3. Motion for new trial.
Finally, the defendant contends counsel failed to argue the proper standard in the motion for new trial. At the hearing, the district court viewed the claims of the defendant to be the same as were raised in all the motions for judgment of acquittal, which challenged the sufficiency of the evidence. A district court is to apply a weight-of-the-evidence standard in considering motions for new trial alleging the verdict was contrary to the evidence. State v. Ellis, 578 N.W.2d 655, 658-59 (Iowa 1998). The defendant asserts the court "would likely have ruled in defendant's favor" if counsel had reminded the court of its "duty to weigh the credibility of the witnesses." The State responds it is unlikely the district court would have found the evidence "preponderates heavily against the verdict" if defense counsel had specifically argued the weight-of-the-evidence standard. Because of our resolution of the claim counsel was ineffective in not objecting to the evidence tag and the corresponding testimony of the officer, we need not address this issue.
REVERSED AND REMANDED.
Vogel and Eisenhauer, JJ. concur. Hecht and Zimmer, JJ. concur specially.
I concur in the result. Although I would reach the same result as the majority, I would do so pursuant to the prejudice analysis prescribed by Strickland v.
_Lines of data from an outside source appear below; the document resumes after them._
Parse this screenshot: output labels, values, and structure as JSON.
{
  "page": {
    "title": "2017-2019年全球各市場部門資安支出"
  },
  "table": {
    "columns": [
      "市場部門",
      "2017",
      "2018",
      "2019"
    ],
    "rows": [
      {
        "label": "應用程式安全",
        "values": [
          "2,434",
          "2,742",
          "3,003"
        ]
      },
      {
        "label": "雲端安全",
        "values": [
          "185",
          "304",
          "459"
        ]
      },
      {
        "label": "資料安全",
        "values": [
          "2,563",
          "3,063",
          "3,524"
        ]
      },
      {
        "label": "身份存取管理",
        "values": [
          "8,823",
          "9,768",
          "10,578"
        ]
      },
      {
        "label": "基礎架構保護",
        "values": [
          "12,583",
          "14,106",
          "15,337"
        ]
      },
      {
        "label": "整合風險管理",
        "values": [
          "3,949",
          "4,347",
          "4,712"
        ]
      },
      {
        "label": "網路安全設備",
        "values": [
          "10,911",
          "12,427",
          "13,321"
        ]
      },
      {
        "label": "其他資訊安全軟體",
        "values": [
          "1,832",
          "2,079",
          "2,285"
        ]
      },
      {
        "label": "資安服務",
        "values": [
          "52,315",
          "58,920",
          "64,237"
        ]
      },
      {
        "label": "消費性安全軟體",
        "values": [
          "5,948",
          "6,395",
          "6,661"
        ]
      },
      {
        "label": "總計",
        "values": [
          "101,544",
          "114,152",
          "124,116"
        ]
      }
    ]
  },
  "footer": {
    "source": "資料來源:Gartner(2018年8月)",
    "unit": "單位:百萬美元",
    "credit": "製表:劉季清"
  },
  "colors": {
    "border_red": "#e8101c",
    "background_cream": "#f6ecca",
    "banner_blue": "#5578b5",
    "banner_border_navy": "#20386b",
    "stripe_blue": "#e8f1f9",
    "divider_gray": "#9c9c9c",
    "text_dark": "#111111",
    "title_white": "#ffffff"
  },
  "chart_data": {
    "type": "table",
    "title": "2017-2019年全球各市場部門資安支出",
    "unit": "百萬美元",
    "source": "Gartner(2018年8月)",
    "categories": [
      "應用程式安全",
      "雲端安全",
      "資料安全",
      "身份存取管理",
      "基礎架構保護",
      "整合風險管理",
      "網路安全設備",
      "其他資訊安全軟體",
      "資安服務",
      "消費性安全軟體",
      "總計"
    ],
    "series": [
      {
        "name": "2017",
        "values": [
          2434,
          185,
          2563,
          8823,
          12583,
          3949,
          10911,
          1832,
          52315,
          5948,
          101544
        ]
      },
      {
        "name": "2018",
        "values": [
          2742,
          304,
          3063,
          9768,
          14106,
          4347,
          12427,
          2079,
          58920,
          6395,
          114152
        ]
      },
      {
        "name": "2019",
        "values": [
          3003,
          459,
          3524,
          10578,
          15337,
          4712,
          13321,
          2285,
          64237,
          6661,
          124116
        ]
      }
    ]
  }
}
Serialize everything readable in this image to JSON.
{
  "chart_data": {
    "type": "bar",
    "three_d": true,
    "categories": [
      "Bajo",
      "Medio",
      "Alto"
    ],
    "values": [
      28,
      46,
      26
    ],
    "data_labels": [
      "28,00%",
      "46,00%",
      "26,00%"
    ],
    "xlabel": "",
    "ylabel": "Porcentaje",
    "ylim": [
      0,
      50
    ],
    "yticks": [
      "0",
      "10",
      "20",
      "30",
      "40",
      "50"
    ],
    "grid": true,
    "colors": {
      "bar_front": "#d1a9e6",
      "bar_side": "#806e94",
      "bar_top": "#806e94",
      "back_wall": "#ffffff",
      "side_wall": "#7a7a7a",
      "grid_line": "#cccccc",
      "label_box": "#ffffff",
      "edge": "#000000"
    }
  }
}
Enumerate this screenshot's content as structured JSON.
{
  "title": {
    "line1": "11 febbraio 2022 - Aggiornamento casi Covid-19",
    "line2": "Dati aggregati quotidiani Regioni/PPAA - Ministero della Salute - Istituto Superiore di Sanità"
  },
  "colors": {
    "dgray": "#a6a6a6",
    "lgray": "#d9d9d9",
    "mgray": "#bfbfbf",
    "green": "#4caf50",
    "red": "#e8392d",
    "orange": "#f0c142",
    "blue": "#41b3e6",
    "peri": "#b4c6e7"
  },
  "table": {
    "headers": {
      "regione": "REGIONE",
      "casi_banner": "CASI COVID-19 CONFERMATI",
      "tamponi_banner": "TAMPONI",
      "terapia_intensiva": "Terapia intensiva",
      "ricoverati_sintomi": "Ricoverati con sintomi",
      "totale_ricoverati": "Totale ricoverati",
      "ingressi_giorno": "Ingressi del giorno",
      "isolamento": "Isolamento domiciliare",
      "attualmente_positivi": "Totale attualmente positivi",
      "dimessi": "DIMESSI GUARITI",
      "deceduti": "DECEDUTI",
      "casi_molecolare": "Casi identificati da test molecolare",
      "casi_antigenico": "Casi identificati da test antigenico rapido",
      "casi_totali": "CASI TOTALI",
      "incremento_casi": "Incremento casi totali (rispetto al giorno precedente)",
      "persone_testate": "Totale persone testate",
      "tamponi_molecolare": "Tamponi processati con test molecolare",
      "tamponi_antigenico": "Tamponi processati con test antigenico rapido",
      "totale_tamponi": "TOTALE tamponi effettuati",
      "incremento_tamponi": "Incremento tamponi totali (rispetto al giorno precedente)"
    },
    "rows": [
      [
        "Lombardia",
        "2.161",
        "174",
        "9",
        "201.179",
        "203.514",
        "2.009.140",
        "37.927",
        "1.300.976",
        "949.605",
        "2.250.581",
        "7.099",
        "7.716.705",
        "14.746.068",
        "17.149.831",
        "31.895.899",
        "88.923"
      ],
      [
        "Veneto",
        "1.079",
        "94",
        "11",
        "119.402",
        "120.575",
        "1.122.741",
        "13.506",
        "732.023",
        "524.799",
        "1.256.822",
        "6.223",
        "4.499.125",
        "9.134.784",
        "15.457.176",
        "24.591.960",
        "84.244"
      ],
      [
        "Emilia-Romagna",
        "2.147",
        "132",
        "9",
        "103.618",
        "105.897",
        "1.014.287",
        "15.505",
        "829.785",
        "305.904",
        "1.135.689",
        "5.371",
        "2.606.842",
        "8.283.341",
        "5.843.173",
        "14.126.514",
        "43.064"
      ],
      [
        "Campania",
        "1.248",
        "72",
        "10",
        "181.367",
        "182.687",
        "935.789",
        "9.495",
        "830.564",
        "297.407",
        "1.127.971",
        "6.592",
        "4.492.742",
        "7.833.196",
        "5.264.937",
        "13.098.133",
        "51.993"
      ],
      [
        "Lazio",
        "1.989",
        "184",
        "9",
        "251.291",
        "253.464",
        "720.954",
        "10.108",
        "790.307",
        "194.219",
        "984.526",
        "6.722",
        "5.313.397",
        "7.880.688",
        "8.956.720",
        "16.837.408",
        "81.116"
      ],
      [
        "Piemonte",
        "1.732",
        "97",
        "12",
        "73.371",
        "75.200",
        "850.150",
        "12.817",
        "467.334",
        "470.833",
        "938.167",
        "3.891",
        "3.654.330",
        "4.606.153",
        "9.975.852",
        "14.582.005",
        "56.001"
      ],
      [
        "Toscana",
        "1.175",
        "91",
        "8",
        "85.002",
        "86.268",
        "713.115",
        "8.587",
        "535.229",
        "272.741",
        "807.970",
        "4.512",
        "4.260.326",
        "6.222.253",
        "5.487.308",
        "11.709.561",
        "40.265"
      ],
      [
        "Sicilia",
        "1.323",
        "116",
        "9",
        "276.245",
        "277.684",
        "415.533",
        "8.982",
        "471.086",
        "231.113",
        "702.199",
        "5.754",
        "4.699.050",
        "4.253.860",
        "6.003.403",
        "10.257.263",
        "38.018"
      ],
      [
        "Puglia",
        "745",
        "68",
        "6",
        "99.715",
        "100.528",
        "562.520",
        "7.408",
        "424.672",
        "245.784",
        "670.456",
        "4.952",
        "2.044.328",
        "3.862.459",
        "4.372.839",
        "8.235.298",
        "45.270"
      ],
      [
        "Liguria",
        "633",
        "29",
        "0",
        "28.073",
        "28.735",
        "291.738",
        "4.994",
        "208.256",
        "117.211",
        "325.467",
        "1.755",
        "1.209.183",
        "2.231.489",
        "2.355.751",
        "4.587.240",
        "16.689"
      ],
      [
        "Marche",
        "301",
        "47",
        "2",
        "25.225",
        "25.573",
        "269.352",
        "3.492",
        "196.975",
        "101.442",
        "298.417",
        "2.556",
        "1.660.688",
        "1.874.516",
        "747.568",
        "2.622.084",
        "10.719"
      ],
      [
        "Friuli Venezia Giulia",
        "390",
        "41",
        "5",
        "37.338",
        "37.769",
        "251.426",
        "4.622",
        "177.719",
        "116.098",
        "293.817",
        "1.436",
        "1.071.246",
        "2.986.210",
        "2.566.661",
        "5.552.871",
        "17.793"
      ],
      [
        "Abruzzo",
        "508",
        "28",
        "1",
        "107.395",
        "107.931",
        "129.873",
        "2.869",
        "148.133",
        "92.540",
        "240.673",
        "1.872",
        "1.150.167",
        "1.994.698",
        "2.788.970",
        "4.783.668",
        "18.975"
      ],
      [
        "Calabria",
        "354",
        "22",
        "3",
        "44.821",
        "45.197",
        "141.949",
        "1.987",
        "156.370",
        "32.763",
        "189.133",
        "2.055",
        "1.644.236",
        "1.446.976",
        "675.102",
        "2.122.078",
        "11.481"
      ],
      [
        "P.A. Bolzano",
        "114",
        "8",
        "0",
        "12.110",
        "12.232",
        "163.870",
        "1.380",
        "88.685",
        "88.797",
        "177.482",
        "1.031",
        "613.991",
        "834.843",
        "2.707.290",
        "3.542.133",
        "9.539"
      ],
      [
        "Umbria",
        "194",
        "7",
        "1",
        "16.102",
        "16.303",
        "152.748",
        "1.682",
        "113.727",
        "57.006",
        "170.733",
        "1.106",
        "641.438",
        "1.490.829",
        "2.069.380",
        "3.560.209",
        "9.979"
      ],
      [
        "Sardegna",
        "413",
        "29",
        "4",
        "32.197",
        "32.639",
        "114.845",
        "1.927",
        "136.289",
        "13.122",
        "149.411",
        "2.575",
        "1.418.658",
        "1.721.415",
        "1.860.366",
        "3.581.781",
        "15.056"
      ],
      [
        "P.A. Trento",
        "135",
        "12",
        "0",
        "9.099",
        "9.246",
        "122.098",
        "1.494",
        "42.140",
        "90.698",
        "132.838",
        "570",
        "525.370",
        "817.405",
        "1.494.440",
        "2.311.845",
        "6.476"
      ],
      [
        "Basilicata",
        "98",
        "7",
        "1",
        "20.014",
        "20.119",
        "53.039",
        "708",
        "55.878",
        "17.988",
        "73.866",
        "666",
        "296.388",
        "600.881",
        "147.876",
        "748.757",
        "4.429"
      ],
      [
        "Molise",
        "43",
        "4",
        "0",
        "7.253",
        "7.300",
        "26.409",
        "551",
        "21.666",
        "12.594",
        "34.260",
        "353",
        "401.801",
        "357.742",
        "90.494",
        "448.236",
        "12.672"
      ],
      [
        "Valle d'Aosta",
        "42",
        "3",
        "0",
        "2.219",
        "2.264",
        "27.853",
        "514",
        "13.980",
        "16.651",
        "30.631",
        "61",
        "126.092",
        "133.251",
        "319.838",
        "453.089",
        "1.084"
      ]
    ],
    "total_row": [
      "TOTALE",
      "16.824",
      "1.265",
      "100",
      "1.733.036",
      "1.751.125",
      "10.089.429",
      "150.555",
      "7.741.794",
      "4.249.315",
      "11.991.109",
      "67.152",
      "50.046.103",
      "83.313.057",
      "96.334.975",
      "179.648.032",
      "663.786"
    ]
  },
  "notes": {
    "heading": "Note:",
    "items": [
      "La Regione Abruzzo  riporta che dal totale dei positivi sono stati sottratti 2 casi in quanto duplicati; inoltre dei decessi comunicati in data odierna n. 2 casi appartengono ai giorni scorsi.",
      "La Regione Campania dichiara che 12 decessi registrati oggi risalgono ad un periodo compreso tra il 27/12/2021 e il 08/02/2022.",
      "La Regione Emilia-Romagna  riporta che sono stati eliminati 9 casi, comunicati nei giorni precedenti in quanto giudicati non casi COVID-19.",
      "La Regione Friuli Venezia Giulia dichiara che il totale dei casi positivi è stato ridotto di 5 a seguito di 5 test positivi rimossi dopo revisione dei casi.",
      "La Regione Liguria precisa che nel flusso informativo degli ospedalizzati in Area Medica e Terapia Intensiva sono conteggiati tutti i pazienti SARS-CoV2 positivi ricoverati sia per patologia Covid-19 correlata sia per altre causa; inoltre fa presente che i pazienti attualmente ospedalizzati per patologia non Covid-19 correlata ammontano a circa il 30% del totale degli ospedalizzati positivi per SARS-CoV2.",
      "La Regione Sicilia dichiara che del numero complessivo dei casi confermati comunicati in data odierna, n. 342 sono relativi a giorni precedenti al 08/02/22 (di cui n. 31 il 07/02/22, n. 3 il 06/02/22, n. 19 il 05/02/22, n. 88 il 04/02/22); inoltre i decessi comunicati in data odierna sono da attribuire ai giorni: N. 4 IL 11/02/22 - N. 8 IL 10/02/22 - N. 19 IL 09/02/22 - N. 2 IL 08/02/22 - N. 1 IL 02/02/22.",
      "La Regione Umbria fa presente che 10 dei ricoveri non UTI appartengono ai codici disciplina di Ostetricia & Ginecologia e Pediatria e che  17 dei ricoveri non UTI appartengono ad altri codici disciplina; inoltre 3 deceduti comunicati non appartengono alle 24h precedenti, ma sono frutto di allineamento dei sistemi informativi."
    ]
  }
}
Washington, 466 U.S. 668, 694, 104 S. Ct. 2052, 2068, 80 L. Ed. 2d 674 (1984) (requiring applicant for post-conviction relief to show "a reasonable probability that, but for counsel's unprofessional errors, the result of the proceeding would have been different"). Because this case does not present a direct appeal challenge to the admissibility of the evidence tag, I would not rely on the presumption of prejudice discussed in State v. Branch, 222 N.W.2d 423 (Iowa 1974).
Zimmer, J. joins this special concurrence.